Tom smiled, poked the fire with a broken shovel handle.
“We’ll get this all cleaned up,” Tom said, as he looked at the house and around the yard. “Maybe you can do some writing and I’ll mow for you and put on a new door. I’m sure they have plenty of places to buy a door around here.”
“Plenty,” I said, and suddenly, I did not hate Tom anymore. I felt sad as hell and thankful that he had made the drive and was the first and only person I’d seen in a week. People had stopped by, pounded the door, the windows, and called. But I did not answer. I did not open the door. I did not get out. And I would not have come out at all if Tom hadn’t stopped by in the middle of the night and opened up the place with the spare key I’d given him over a year ago for safekeeping.
“Bet you didn’t expect to see me this morning,” Tom said, as he pushed around the orange coals.
“I heard you come in,” I said.
“Why didn’t you get up?” he asked.
But I could not tell him. I was too ashamed that I was so drunk and so alone that for a few small moments I believed I had only been dreaming, that she was not gone, and that it was my wife that had come home. That she would walk into the bedroom, undress, and get into bed with me so that I could smell her and feel her. But once I heard the footsteps, the long heavy-heeled gait, I knew it was Tom, and I remembered that my wife was gone. Gone now and gone forever, and because I did not believe in God or Heaven or life after death, I knew that we would never be together again.
“I thought you were a robber and I was scared.”

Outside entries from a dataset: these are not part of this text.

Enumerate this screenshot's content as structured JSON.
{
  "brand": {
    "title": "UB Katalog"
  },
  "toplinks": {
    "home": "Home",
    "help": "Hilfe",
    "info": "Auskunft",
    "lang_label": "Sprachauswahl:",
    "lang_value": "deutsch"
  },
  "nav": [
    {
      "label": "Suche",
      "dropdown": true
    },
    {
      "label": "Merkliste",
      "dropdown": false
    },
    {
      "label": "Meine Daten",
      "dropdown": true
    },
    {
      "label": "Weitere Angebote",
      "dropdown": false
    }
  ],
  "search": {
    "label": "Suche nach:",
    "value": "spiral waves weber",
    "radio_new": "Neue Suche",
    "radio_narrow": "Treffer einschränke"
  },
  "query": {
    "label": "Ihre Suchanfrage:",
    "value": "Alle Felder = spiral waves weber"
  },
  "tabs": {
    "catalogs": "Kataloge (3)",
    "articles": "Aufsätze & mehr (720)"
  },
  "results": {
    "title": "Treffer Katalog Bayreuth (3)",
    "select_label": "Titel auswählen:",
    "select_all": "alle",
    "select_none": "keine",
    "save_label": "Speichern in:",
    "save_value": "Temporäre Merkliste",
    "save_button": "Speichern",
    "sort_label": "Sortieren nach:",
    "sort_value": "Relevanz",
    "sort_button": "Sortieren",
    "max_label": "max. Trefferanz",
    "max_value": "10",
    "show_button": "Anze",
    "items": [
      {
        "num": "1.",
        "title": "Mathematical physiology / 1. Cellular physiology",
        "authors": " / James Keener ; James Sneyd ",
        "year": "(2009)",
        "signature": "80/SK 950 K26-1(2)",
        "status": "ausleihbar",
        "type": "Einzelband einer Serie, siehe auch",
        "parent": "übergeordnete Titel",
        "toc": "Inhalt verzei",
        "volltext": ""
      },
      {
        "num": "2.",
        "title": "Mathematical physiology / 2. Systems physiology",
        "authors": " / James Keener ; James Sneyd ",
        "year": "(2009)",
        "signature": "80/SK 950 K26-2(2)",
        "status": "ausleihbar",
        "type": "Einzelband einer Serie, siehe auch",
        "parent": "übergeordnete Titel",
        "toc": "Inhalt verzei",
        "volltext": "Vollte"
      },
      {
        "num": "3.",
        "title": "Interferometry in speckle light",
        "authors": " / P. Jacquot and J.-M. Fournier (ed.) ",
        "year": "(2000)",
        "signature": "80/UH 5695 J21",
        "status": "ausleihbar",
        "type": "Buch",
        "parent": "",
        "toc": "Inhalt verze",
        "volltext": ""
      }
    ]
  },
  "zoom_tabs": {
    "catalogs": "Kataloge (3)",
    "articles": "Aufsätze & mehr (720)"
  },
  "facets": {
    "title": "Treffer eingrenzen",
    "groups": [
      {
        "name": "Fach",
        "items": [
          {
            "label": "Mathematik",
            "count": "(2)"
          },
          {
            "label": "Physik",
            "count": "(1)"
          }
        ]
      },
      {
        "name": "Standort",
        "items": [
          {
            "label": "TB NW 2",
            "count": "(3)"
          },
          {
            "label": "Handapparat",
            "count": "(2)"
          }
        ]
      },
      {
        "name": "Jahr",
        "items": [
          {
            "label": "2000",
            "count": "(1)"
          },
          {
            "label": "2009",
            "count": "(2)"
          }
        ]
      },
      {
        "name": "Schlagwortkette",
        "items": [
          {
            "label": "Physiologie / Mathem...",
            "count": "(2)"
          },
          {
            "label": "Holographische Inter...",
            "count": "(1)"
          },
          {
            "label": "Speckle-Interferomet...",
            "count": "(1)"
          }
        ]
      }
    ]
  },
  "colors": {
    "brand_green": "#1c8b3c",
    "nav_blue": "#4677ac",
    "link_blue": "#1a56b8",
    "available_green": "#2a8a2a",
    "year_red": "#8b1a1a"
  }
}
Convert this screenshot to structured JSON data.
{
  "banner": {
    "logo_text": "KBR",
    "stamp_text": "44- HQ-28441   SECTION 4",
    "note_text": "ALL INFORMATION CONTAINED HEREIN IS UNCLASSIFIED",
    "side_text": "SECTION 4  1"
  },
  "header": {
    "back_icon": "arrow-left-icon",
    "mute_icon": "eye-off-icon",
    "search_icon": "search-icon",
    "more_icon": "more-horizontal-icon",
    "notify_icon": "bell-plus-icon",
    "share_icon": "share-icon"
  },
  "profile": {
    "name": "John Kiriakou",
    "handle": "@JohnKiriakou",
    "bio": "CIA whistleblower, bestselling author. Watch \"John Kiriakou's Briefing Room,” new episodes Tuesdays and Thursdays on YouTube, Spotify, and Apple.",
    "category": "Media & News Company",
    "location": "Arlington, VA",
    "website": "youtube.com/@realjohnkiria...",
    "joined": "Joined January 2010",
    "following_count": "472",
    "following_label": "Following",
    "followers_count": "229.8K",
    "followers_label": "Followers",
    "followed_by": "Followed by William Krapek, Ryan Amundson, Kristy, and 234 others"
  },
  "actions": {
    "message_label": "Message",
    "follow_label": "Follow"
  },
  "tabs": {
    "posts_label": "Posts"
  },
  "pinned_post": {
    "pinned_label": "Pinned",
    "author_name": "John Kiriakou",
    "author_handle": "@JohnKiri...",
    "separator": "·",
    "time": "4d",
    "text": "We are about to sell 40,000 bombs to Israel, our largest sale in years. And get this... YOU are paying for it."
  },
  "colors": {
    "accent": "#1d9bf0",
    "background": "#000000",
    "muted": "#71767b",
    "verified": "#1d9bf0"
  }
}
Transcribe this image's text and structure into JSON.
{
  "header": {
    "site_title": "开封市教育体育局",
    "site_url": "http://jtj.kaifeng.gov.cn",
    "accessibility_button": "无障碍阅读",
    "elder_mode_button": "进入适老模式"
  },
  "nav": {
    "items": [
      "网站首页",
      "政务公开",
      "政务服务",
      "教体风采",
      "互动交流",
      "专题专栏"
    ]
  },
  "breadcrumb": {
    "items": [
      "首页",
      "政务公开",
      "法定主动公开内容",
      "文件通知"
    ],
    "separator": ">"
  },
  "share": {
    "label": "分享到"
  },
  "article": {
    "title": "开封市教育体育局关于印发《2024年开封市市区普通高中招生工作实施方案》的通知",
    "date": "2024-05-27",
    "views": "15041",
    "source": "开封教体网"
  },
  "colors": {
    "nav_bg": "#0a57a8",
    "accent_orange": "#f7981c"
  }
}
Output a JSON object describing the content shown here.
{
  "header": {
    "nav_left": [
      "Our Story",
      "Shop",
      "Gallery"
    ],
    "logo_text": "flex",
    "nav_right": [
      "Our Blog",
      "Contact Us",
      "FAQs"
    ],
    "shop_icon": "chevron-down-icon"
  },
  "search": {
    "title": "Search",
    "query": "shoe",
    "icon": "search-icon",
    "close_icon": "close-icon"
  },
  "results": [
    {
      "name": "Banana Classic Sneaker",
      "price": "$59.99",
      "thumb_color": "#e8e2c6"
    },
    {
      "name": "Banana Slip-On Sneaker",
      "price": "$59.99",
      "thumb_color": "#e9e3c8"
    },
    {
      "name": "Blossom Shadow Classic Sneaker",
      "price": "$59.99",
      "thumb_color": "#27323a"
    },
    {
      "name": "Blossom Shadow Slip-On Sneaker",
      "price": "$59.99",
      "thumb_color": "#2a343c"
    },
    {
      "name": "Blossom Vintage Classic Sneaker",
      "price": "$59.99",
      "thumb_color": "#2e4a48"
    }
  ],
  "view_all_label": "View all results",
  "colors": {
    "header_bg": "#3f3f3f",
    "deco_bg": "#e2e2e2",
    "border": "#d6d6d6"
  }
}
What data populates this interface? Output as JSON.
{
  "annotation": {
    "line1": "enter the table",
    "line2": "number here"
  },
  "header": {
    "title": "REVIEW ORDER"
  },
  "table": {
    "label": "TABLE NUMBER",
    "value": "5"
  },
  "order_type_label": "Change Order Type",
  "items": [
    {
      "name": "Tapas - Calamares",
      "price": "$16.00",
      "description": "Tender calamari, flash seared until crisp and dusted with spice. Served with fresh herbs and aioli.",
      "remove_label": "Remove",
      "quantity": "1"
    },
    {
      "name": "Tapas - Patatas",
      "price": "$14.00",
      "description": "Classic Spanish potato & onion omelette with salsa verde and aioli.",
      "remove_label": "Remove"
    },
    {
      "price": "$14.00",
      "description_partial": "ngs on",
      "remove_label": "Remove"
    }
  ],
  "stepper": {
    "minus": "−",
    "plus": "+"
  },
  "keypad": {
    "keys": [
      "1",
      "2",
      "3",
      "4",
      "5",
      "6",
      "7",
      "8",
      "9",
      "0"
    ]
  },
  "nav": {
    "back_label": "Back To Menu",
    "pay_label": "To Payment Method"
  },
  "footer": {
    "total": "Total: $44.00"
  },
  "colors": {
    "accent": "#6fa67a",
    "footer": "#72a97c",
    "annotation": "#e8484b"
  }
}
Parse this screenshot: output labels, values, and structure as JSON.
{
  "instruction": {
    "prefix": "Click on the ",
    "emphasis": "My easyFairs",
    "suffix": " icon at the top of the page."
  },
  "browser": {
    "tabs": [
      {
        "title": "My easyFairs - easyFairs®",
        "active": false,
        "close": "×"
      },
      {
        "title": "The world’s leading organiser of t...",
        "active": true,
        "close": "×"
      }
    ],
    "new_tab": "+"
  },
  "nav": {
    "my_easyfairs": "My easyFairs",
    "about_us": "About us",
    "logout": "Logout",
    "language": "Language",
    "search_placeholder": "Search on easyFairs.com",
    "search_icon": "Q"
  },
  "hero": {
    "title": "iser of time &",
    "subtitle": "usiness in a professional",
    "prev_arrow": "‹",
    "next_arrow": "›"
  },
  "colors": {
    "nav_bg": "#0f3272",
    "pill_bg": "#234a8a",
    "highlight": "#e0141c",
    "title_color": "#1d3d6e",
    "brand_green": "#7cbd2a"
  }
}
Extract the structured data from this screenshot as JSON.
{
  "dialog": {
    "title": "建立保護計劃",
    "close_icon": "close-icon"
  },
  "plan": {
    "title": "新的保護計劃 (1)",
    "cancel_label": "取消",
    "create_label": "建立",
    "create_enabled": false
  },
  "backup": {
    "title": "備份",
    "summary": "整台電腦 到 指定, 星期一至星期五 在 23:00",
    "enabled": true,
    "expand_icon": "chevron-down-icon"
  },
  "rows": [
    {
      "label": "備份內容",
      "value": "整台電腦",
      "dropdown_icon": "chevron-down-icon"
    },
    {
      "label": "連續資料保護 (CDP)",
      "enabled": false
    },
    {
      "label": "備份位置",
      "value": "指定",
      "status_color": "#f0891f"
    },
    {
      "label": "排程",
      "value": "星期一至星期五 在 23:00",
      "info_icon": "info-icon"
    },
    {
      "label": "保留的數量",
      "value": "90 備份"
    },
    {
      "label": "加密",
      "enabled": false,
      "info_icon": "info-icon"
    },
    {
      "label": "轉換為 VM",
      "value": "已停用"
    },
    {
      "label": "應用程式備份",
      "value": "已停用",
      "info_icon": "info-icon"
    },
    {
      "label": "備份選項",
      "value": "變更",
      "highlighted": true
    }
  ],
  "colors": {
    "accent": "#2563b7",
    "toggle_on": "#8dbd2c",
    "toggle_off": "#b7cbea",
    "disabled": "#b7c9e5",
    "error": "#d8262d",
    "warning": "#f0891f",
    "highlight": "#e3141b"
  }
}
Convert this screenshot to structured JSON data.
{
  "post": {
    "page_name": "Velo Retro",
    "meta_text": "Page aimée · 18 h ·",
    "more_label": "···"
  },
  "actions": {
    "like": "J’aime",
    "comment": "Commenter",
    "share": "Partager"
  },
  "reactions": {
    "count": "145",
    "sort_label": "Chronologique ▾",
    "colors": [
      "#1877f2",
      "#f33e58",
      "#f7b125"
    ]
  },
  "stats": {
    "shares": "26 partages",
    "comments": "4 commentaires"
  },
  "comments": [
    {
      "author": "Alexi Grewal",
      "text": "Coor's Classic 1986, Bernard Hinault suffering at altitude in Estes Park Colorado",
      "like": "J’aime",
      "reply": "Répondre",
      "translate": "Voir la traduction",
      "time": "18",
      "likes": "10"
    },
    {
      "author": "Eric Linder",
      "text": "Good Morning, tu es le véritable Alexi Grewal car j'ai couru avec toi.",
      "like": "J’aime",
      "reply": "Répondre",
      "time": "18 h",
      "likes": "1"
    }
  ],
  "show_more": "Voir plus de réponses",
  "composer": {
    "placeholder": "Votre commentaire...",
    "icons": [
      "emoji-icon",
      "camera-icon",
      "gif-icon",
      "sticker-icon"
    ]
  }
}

Tom laughed and laughed hard at this. He was sure that I had never been scared, that I had always been strong, and that if it had been a robber, I would have been up and on him without another thought. But Tom, like everyone else—everyone except my wife—had always had me wrong. Tom laughed more and we drank and the sky seemed to rise higher and higher and soon we were what I had always believed we were—two shadows, drunk again, seeking comfort in mindlessness and fire. The way it had been before I had met her.
“It’ll get better,” Tom said.
“I know it,” I said. “I’m only grieving now and I’m almost through it. You coming here is the end of the grieving. I need to get back to work.”
“But I just got here,” Tom said. “Can’t we have some fun?”
“We’ll have fun,” I said. “Tomorrow, we will wake early, get a good big breakfast at the Village Inn and then we’ll hit the town.”
“Sounds great,” Tom said. “And while we’re out, I’ll buy you a new door.”